Culture »
M.A.P : Le ministère politiquement incorrect
A ceux qui ne le savent pas encore le « M.A.P est une photographie de quartier », au flow « d’ prolo » métissé, complètement libre et indépendant. Le Ministère des affaires populaires est un symbole fort qui n’a pas attendu qu’on lui cède la place pour investir l’espace scénique français, européen et même palestinien. Venus des quartiers de Lille et Roubaix, HK (MC) et Saidou (MC) entouré d’Hacéne (Violon), Stranko Fat (Machines) et Jeoffrey (Accordéon) proposent une musique qui ouvre le champ culturel français et les horizons étriqués. Tous issus d’origines et d’histoires différentes, Saïdou nous rappelle que l’identité musicale des MAP en est la synthèse. « Un mélange de musique orientale (je dirais même algérienne), mélangée à de la musique (on va dire…) « franco française » symbolisé par un accordéon aux accents nomades histoire de pimenté le voyage », auquel s’ajoute des machines parce qu’ils se revendiquent de la culture Hip Hop et qui les contredira ? Ces saltimbanques au naturel généreux, n’hésitent pas une seconde à communiquer leur envie de partager avec le public. Leur crédo ? Une conception musicale festive qui invite à la mise en scène et au spectacle. Leurs concerts allient aisément l’image d’un réalisme social en lutte, à la noblesse du burlesque. « Notre musique est riche parce qu’on a une identité qui est riche, on a une histoire qui est riche, on a un vécu qui est riche, on n’a une union qui est riche. L’union des M.A.P vient de l’idée de faire une musique qui est complètement assumée et décomplexée. C’est le fruit de notre histoire et de notre quotidien. Parce que « qui nous sommes ? » c’est cette question qui est fondamentale ! » A l’heure où on nous parle d’identité et que l’étranger puisse être un risque pour l’identité nationale, les MAP propose une musique qui est au final en parti représentative d’une identité nationale réaliste, faite de mélange et de diversité culturelle. Le Ministère des Affaires Populaires à travers ses concerts n’hésite pas à offrir au spectateur une série de tableaux d’actualités ramenés à l’histoire de la classe ouvrière française…avec son avenir en ligne de mire.

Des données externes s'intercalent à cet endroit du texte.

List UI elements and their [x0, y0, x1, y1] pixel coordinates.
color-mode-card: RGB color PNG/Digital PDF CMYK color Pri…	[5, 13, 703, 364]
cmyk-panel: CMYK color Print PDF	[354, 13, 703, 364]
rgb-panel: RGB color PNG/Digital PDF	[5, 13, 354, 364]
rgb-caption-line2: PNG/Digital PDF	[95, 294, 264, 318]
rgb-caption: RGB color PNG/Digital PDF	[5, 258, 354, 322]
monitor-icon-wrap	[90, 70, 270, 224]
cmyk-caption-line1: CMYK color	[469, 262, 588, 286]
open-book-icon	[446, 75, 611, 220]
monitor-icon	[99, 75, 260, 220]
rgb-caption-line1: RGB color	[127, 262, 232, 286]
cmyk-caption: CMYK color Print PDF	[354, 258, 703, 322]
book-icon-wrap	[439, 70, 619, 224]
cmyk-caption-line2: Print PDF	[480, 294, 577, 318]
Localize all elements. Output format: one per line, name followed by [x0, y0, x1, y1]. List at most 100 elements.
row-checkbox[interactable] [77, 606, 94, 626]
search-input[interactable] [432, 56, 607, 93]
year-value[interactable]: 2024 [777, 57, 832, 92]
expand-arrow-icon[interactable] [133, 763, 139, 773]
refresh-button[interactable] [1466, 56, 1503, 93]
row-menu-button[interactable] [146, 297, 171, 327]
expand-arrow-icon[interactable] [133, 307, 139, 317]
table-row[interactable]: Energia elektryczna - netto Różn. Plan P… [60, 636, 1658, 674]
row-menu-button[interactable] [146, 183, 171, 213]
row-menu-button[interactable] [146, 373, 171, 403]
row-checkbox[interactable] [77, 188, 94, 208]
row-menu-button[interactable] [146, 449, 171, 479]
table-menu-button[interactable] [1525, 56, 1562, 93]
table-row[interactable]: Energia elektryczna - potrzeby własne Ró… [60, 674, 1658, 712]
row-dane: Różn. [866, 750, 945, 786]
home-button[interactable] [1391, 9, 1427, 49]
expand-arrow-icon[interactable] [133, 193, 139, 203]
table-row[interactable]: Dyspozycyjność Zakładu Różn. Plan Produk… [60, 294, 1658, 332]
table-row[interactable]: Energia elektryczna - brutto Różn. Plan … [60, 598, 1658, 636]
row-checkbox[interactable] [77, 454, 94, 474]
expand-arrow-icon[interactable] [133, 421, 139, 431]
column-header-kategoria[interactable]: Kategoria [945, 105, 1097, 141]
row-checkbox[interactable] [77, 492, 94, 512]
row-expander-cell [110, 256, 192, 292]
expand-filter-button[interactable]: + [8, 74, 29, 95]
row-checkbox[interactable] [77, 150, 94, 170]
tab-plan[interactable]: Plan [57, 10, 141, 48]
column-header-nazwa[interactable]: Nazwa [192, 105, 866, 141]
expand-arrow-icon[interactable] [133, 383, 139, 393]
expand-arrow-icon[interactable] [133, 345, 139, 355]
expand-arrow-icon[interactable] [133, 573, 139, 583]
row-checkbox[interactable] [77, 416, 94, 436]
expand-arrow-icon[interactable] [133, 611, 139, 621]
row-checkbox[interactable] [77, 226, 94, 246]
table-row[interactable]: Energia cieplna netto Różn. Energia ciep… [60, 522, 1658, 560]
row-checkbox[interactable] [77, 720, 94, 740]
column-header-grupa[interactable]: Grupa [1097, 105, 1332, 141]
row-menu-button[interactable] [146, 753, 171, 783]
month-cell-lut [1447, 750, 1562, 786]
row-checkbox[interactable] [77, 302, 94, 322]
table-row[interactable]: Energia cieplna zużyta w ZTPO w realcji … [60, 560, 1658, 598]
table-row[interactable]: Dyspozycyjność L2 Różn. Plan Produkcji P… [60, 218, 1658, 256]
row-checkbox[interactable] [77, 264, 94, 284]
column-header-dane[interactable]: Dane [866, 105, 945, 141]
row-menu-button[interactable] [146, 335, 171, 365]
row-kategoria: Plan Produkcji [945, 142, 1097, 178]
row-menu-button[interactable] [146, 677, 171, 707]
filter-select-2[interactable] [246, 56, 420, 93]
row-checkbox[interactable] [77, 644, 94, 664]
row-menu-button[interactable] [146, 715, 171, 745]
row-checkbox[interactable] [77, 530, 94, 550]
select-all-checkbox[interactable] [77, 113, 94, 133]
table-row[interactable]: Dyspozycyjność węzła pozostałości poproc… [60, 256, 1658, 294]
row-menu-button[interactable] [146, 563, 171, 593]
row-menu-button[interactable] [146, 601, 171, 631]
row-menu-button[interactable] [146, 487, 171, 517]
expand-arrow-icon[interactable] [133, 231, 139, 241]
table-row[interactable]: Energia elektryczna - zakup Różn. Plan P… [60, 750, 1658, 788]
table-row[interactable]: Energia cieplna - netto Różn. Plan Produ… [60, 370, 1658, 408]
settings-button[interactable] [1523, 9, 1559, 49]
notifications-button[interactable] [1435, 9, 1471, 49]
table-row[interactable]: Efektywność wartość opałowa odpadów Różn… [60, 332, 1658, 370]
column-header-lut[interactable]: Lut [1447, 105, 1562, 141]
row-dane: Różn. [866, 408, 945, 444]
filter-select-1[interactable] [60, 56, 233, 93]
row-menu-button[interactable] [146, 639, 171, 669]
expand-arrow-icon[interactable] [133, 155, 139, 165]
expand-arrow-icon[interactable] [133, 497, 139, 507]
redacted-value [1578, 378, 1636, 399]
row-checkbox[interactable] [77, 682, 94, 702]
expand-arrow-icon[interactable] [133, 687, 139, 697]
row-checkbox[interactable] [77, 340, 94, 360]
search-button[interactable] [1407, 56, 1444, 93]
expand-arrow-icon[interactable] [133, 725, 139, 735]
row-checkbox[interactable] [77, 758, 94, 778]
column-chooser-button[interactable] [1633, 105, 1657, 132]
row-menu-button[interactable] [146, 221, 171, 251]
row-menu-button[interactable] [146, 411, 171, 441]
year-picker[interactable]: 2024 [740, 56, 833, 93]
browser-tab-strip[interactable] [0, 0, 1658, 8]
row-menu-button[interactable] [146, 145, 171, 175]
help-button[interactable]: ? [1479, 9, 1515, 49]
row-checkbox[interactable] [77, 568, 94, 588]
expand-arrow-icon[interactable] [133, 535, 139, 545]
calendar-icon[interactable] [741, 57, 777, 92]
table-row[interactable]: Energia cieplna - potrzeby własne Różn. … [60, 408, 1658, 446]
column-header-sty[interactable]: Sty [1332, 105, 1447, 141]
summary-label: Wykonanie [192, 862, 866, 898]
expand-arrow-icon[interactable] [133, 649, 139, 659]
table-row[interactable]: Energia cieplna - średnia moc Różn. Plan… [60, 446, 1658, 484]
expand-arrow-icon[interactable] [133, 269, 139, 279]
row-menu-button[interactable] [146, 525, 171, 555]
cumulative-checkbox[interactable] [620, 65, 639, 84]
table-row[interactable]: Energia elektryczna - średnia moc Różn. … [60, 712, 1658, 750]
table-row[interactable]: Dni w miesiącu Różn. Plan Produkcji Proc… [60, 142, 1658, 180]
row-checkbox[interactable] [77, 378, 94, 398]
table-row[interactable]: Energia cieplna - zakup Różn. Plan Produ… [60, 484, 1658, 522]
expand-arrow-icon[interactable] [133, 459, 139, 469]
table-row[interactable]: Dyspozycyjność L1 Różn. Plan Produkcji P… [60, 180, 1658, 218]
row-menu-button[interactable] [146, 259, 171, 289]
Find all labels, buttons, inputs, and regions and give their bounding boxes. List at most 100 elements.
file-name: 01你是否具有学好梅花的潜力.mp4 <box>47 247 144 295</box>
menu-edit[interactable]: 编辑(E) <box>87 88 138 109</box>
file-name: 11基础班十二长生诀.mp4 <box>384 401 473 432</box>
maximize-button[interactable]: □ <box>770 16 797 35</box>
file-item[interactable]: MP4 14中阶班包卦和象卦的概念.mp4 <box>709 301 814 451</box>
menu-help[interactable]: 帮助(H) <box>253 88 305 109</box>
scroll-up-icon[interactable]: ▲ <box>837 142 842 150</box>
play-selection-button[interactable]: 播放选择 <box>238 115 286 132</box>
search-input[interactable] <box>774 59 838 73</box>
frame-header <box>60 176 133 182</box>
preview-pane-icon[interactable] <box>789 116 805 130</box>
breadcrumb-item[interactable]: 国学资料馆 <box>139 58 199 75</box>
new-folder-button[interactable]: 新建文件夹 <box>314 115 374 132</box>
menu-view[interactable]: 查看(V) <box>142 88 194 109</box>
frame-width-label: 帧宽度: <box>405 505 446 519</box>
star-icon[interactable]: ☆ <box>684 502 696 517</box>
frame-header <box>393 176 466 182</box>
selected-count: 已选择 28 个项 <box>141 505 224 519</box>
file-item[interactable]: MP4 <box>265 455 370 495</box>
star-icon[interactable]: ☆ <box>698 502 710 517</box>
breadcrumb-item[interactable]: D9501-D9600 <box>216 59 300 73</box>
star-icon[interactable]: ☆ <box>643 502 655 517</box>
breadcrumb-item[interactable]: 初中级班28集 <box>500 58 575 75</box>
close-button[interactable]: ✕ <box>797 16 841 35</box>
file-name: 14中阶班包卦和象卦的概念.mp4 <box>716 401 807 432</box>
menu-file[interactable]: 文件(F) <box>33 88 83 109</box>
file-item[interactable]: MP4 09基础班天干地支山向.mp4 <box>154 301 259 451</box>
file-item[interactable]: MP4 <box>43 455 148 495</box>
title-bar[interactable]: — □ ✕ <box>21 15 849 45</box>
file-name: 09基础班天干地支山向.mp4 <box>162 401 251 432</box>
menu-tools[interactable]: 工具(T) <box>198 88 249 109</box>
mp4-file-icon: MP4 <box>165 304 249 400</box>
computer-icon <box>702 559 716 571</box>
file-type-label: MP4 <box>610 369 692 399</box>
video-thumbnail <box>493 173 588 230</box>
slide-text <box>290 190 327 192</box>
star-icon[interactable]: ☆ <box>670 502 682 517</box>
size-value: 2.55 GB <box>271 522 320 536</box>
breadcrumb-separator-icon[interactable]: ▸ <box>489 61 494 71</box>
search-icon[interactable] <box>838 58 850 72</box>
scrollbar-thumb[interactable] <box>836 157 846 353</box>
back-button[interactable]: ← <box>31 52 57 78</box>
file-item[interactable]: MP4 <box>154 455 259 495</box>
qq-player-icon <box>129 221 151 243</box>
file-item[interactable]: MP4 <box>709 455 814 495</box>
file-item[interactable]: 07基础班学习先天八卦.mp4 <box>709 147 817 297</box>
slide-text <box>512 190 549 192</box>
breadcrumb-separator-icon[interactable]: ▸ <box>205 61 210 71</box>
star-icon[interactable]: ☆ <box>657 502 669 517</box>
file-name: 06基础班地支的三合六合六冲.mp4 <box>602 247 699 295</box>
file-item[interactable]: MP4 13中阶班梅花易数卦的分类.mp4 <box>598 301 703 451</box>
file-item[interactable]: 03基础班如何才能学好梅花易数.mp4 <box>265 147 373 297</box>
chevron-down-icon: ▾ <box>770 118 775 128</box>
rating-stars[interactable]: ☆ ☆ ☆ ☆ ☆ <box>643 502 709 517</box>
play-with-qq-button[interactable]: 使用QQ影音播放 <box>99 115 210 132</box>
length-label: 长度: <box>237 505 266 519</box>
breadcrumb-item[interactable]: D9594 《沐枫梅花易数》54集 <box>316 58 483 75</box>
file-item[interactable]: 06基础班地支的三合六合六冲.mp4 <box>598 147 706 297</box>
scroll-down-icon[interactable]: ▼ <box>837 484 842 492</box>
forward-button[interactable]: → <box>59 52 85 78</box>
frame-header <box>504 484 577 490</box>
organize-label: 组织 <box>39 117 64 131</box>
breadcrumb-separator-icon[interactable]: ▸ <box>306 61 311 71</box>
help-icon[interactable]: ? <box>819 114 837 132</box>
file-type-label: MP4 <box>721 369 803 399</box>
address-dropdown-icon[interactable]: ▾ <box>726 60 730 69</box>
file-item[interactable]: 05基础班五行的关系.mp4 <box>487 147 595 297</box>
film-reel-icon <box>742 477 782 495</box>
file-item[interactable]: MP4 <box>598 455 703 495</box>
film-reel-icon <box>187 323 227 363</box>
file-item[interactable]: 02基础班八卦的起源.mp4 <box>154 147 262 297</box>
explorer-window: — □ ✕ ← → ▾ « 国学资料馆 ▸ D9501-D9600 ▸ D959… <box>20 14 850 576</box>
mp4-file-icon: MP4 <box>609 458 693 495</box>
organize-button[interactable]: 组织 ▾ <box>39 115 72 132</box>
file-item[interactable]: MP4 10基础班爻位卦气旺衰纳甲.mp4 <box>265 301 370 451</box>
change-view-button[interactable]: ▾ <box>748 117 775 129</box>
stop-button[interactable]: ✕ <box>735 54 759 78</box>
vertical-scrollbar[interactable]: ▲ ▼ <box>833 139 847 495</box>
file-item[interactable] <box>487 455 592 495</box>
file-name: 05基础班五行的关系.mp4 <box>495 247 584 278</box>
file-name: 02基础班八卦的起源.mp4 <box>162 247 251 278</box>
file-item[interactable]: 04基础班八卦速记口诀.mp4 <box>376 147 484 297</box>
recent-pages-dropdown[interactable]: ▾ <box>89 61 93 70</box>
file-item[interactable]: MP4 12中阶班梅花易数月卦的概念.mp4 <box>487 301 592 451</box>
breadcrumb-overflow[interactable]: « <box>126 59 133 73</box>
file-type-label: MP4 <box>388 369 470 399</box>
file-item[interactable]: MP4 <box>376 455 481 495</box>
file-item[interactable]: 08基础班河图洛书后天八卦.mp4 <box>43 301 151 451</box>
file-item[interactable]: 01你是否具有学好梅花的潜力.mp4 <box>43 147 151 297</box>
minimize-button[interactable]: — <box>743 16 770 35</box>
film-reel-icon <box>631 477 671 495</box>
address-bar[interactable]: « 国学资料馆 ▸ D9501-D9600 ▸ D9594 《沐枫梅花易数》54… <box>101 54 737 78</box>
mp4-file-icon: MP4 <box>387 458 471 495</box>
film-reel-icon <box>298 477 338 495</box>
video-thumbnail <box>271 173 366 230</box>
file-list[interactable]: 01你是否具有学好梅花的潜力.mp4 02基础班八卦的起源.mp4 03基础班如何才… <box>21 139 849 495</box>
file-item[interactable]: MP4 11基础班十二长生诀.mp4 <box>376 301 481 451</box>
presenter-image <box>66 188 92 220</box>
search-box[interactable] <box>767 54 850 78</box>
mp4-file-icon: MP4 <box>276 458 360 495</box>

C’est le poing levé que les MAP avancent encore et toujours, d’après Saïdou «dans les quartiers ce n’est pas la misère qui nous fera perdre notre coté festif bien au contraire pour nous c’est une force ! Dans mon quartier, dans ma vie de tous les jours, je suis respectueux des cultures, des origines de chacun et je crois que c’est quelque chose d’évident dans les quartiers. De mon point de vue les problèmes viennent d’en haut, et c’est plutôt là que ça se situe ». Car Saïdou martèle « qu’aujourd’hui on vit malheureusement sous la tutelle d’élite politique et finalement culturelle et ça on le dénonce. Ils ont verrouillé le système et c’est ce qui fait qu’aujourd’hui on est dans la redite, dans la réplique, dans un mécanisme de discrimination historique, qui est à mon avis un réflexe colonial ».
C’est le cœur forgé bien à gauche que Saïdou nous révèle son analyse traduite dans le titre « Dégage » entre autre…« il y a toujours des partis politiques, qui se battent pour la diversité, qui te parle d’égalité des chances etc.… La Gauche par exemple nous parle toujours d’égalité, de justice pour tous et quand arrive les élections, que c’est le moment de constituer un futur gouvernement, qui nomme-t-on ? ». Sans hésiter Saïdou profite de l’occasion pour mettre en avant un sujet sensible à Gauche, mais partagé par un bon nombre de jeunes et moins jeunes français « il y a des personnes issus de l’immigration qui bossent pour eux, qui distribuent des tracts sur les marchés, mais qui se retrouvent rarement en tête de liste, et encore moins à la tête d’un ministère…» Suite à ce dénie d’égalité exposé en toile de fond, il conclut en rappelant que « Ces militants sont cantonnés a être ce qu’ils sont des : dominés asservis à une élite, ça c’est mon constat ». Côté public ce qui est sûr c’est que leur musique rassemble. Il est fait de jeunes et de moins jeunes, de toutes les couleurs et de toutes confessions « Il est large et diversifié notre public (…) des gens qui ont une conscience politique ». En bref, un public à leur image qui revendique une identité mixte sans renier la culture de leurs parents et la culture « Ch’ti mi » dont ils sont si fiers. Héritiers direct d’Azem, Beranger, Brassens ou encore El Harrachi, Saïdou et le Ministère des Affaires Populaires mettent le doigt là où ça fait mal avec la finesse de la révolte éclairé.